My mother emailed this to me, I presume, as something that seemed amusing:
Ever walk into a room with some purpose in mind, only to completely forget what that purpose was?
Turns out, doors themselves are to blame for these strange memory lapses.
Psychologists at the University of Notre Dame have discovered that passing through a doorway triggers what’s known as an event boundary in the mind, separating one set of thoughts and memories from the next.
Your brain files away the thoughts you had in the previous room and prepares a blank slate for the new locale.
So it’s not aging, or senility, or old age, it’s the damn door!
Thank goodness for scientific studies like this!
My mother thought this was amusing, but there is actually some truth in it, which nicely fits into the jigsaw puzzle with what we know now about memory, sight/vision and the ‘power’ of narratives (especially ones with have chapters with beginnings and ends).

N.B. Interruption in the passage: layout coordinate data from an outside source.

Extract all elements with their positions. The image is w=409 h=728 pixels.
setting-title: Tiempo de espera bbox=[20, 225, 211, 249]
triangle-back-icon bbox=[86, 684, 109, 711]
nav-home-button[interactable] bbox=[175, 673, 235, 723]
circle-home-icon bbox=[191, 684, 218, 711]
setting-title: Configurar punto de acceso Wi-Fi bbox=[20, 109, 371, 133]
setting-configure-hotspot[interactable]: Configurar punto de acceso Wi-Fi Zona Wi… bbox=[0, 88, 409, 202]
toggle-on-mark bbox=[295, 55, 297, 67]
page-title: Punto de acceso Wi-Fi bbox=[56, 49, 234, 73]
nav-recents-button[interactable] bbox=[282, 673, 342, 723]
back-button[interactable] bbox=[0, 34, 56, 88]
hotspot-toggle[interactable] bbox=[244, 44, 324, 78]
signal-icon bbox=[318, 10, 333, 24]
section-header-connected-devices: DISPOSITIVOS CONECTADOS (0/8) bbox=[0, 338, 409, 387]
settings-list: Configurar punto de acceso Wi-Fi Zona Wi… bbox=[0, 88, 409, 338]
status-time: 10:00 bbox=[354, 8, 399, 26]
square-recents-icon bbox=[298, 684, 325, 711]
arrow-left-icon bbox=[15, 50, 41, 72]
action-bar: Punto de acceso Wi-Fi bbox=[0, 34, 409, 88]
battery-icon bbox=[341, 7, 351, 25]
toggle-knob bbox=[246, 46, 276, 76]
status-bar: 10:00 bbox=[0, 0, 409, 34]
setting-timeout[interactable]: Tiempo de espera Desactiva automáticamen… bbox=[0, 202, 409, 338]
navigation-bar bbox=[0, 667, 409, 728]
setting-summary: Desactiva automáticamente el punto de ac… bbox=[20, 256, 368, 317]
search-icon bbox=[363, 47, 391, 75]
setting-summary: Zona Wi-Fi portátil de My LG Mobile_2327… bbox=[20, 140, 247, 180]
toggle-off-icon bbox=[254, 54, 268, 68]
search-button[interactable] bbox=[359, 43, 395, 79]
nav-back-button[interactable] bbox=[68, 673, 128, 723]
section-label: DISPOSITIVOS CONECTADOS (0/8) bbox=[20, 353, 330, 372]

I have always wondered about ‘chapters’ and books – as an analogy of walking from one room to another, with the ‘expectation’ that there will either be continuity or thematic continuity, if the rooms are in the same house, for example. From a VERY young age, we (at least, where I went to primary school) were taught about paragraphs with beginnings, middles and ends, and the power of writing that had a very strong first paragraph and last, or first sentence and last in a paragraph – to the point where we were told (my memory of just this example has kicked into gear!) that the paragraph should be able to ‘stand on its own merits’ with only the first and the last sentence, as the middle bits are simply clarification of the latter and former.
I am wondering if the fact that memory is ‘chunked up’ into chapter-like portions, similar to below, naturally, or it is some sort of continually self-reinforcing, pan-cultural, meme – a question of nature v nurture.
Do we chunk our memory because that is the best way of using it (the argument *against* gets stronger, particularly by the Homo Evolutis scientists, who argue that our offspring are changing they way they consume and manage ‘data’ – similarly those who are looking at the Autism and Aspergers’ Syndrome spectrum) or are we ‘taught’ to do this, because it is something that we have always done and it worked for us (note, use of past tense)? Is this meme of ‘memory chunking’ breaking down in transmission capability, because of the demands that modern society is placing on the brain to assimilate more and more data and/or information, at the ‘cost’ of the capability to turn that data and information into knowledge that can be used or applied, through the process of wisdom?
Doing what we always did may not get us what we always got – it may get us extinct!
I find it interesting from the change management perspective, because much of how we seek to engage with people is from the comfortable position that there is commonality in the way we construct memory, vision etc (translating into ‘experience’), when it is likely that the opposite is true and becoming more prevalent. Is the intergenerational divide getting wider, simply because of the way that our grandchildren’s brains are evolving faster than we can change our behaviours and underlying assumptions/values to accommodate? How will we bridge the gap, and are we too busy to do it ourselves, and have to pay a change practitioner to tell us how to do it, and hold our hand while we do (at least at work, anyway)?